В камере сидел еще азербайджанец по имени Мамед, худой, черный. Его чуть ли не ежедневно таскали на допрос и каждый раз приводили с допроса избитого до полусмерти. На нем не осталось живого места — все лицо и тело превратились в сплошной кровоподтек. Черные, как вороново крыло, волосы не просыхали от крови. Трудно было понять, как еще держалась в нем жизнь. Ему было не больше двадцати пяти лет. Но он выглядел гораздо старше. Мамед был врачом, в плен попал под Киевом. Он и в лагерях оказывал посильную помощь раненым советским военнопленным, снаряжал в дорогу тех, кто собирался бежать, старался облегчить участь пойманных, помещая их в госпиталь. Гестапо пронюхало обо всем этом, и Мамеда заперли в тюрьму. Теперь от него требовали, чтобы он помог гестапо раскрыть подпольную коммунистическую организацию в том лагере, где раньше он содержался.
— Они не могут сломить меня, потому и бесятся, — горячо шептал Мамед Назимову, и его глаза блестели словно угли.
— Они еще допытываются, кто собирается бежать и кто помогает беглецам. А откуда я знаю. Пусть спрашивают у самих беглецов. А я не бегал. Правда ведь? — спрашивал он у собеседника, будто убеждая его. — Ничего они не узнают! — торжествующе заключал он. — Человек, нашедший в себе смелость бежать из фашистского плена, никогда не выдаст товарища. Умрет, но всю вину возьмет только на себя. У таких один ответ: «Сам бежал, никто мне не помогал». Таков закон советских патриотов. Мы все поклялись молчать и, если понадобится, умрем молча.
— Я сделал, что мог, — продолжал Мамед через минуту. — Смерть мне не страшна. Только вот — любимая остается… Ой как жаль! Ее зовут Айгюль!.. Вы не понимаете, что означает это имя? — спрашивал он русских заключенных. — «Ай» по-нашему — луна, — он показал куда-то в потолок. — А «Поль» — цветок. По-русски вроде бы получается — Лунный цветок. А впрочем, имена переводить трудно. Да и понимает их каждый по-своему. Для меня имя любимой звучит как песня. А в песне — каждый звук в сто, в тысячу раз больше говорит, чем в обычной речи. — Мамед помолчал, бросил быстрый взгляд на маленькое решетчатое окно, потом — на грязный и мокрый от испарений потолок камеры. — Айгюль не знает, где я. Наверное, обижается, что писем не пишу. А ведь она никогда больше не получит от меня весточки. Вот что тяжко. А остальное… — он махнул рукой.

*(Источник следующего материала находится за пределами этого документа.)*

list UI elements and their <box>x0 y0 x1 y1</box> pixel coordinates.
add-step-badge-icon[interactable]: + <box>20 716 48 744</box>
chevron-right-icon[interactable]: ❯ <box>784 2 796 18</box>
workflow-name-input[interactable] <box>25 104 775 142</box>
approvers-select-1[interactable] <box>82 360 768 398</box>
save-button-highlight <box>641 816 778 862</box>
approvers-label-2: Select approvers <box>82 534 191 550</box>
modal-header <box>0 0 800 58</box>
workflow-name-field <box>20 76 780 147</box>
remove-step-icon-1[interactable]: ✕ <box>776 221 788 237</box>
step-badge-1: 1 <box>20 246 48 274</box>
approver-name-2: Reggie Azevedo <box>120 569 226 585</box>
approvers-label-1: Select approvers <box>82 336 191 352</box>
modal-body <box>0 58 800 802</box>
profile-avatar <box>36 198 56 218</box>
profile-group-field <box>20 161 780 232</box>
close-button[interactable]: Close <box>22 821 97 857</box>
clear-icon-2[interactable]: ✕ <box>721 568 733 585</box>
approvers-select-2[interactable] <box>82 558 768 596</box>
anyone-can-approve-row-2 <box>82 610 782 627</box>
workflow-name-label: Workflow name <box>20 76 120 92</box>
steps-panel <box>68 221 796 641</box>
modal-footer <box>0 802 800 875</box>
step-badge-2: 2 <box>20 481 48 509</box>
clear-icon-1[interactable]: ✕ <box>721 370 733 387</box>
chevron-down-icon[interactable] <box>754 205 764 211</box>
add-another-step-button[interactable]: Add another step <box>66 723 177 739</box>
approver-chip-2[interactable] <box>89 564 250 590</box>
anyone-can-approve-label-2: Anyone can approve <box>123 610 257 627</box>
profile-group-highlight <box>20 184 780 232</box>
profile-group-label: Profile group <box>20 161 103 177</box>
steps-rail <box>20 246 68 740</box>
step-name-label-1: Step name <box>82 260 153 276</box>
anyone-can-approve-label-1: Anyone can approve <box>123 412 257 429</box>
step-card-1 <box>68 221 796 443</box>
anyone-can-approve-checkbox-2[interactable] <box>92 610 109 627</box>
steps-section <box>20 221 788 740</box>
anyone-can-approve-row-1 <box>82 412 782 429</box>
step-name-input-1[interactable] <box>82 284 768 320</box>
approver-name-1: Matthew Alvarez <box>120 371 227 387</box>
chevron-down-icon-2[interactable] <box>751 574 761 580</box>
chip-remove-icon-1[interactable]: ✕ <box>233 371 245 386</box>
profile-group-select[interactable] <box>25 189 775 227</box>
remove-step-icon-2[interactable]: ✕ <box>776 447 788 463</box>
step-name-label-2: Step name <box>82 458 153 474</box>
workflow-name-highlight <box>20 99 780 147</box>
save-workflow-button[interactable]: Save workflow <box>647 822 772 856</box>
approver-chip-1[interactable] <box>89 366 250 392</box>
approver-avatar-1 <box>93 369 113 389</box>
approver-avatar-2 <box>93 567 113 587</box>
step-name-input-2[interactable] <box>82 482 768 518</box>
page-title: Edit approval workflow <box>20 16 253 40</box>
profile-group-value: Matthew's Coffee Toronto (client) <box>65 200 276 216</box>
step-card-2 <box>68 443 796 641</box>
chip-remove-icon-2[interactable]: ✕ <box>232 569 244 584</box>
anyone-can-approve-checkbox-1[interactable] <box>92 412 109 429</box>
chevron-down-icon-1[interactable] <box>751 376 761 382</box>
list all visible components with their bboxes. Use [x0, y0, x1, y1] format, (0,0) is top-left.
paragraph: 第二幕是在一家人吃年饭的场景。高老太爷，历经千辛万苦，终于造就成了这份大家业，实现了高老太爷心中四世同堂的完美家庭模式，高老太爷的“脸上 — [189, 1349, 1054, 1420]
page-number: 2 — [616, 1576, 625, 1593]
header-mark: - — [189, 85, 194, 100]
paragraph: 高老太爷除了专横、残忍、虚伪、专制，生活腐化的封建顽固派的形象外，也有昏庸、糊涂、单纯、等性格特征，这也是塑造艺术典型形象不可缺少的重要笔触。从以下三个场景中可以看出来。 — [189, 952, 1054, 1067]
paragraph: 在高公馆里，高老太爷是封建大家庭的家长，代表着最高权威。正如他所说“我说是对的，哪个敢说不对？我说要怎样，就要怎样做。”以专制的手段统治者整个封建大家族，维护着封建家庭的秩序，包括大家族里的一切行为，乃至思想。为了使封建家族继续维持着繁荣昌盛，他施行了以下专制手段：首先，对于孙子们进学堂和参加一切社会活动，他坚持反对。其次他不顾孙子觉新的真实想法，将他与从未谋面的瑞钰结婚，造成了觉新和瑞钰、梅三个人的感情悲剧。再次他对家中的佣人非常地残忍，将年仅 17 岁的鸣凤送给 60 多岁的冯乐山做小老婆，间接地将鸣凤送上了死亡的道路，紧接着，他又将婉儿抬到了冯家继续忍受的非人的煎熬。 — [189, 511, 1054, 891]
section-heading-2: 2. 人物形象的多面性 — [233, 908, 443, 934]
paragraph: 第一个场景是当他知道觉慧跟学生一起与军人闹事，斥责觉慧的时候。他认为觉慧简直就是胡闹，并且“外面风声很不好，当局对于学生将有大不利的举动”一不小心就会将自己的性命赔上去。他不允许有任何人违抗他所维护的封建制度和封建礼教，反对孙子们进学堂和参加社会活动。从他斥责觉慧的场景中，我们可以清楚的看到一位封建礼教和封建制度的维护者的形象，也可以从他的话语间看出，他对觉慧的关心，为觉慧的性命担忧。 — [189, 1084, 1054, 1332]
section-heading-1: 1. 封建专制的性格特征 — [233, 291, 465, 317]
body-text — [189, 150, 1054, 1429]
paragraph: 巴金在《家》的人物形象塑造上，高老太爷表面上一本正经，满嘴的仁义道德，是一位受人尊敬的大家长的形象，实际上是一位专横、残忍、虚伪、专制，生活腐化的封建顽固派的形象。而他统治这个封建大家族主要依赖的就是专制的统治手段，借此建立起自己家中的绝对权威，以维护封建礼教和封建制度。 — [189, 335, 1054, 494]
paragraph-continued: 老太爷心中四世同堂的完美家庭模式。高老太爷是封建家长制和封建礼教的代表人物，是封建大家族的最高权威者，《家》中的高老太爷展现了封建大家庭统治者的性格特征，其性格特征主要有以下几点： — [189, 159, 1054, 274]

Задонов в молчаливом волнении пощипывал кончики черных усов. Назимов прикусил губу. Хотелось крикнуть Мамеду: «Не надо, не говори об этом! Не растравляй рану солью!» Но он, сделав усилие над собой, промолчал.
— Настанет день — это будет прекраснейший день! — и кончится война, — снова заговорил Мамед, не сводя взгляда с запыленного окна, сквозь которое был виден кусочек синего неба, такого ласкового, родного, что сердце щемило. — Герои с победой вернутся на родину, — продолжал Мамед грустно. — Их будут встречать цветами. Им — слава, почет… А кто вспомнит нас? Что подумают о нас? Не скажут ли, что мы сдались врагу, сберегая свою шкуру? И если люди скажут так, то будут считать себя правыми. Ведь никто не узнает правды о нас. В лучшем случае — только пожалеют; «Бедняги, умерли в плену». А я… — Мамед неожиданно вцепился крепко в локоть Назимова, — а я не хочу, чтобы меня жалели! Понимаете, не хочу, чтобы меня называли несчастным! Товарищи, Борис, Николай!.. — он порывисто хватал за руку то одного, то другого. — Друзья, поклянитесь мне; если останетесь живыми, расскажете народу всю нашу горькую правду! Об этом я прошу теперь каждого, кто встречается мне на моем последнем коротком пути. Это моя единственная просьба.